Brasília - Nem mesmo os maus tratos dispensados aos pefelistas pelo presidente nacional do PPS, senador Roberto Freire (PE), evitaram que 16 regionais do PFL declarassem ontem apoio ao candidato à Presidência, Ciro Gomes. Uma consulta preliminar feita pelo presidente nacional do PFL, Jorge Bornhausen (SC), apontou que o candidato tucano à Presidência, senador José Serra (SP), terá o apoio do partido em 11 Estados.

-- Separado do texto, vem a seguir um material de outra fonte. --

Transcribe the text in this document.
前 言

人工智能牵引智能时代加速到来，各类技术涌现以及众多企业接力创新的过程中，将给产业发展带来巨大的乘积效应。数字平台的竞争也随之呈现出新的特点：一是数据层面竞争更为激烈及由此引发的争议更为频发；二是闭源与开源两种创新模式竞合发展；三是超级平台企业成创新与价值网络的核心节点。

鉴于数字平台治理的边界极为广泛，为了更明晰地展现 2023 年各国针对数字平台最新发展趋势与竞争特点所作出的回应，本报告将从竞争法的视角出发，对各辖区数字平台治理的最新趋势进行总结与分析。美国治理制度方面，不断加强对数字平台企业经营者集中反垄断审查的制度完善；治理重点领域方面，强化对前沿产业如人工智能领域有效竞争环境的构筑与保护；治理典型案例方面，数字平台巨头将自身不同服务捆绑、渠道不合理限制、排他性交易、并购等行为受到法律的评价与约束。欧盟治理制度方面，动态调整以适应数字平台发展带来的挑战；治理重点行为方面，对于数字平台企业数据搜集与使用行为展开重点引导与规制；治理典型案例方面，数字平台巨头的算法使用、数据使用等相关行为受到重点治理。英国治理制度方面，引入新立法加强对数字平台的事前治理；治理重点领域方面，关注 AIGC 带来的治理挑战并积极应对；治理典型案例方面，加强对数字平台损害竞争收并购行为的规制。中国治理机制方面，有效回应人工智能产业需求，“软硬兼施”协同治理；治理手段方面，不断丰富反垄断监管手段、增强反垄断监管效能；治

Mas o PSDB está decidido a ampliar nos Estados o número de palanques de Serra e vai tentar cooptar as regionais do PFL, que hoje estão favoráveis a Ciro Gomes. ‘‘Temos que formar palanques fortes nos Estados’’, disse José Anibal (SP), presidente do PSDB. Os tucanos devem concentrar a ofensiva nos Estados nordestinos, onde o PFL é forte. Pelas contas dos pefelistas, dos nove Estados do Nordeste, sete estão com Ciro Gomes.
O PSDB discorda do PFL em relação a Minas Gerais e Piauí. Segundo Bornhausen, estes dois Estados são da cota de Ciro Gomes. Mas os tucanos estão confiantes de que ambos acabarão fechando aliança com o PSDB. Os dirigentes tucanos argumentam ainda que, entre os 11 Estados que apoiarão Serra, estão Rio de Janeiro e São Paulo, grandes colégios eleitorais. Além do PFL, o PSDB também vai investir no apoio do PPB nos Estados.
Sem se coligar formalmente com ninguém no plano nacional, os pefelistas estão confiantes de que elegerão entre 90 e 100 deputados federais e 19 senadores. ‘‘Depois da decisão da Justiça Eleitoral, que obriga a repetição da aliança nacional nos Estados, qualquer coligação seria um fato impeditivo para o crescimento do partido’’, resumiu Jorge Bornhausen.
E voltou a dizer que acredita que Ciro Gomes é quem irá disputar o segundo turno das eleições presidenciais contra o candidato do PT à Presidência, Luiz Inácio Lula da Silva.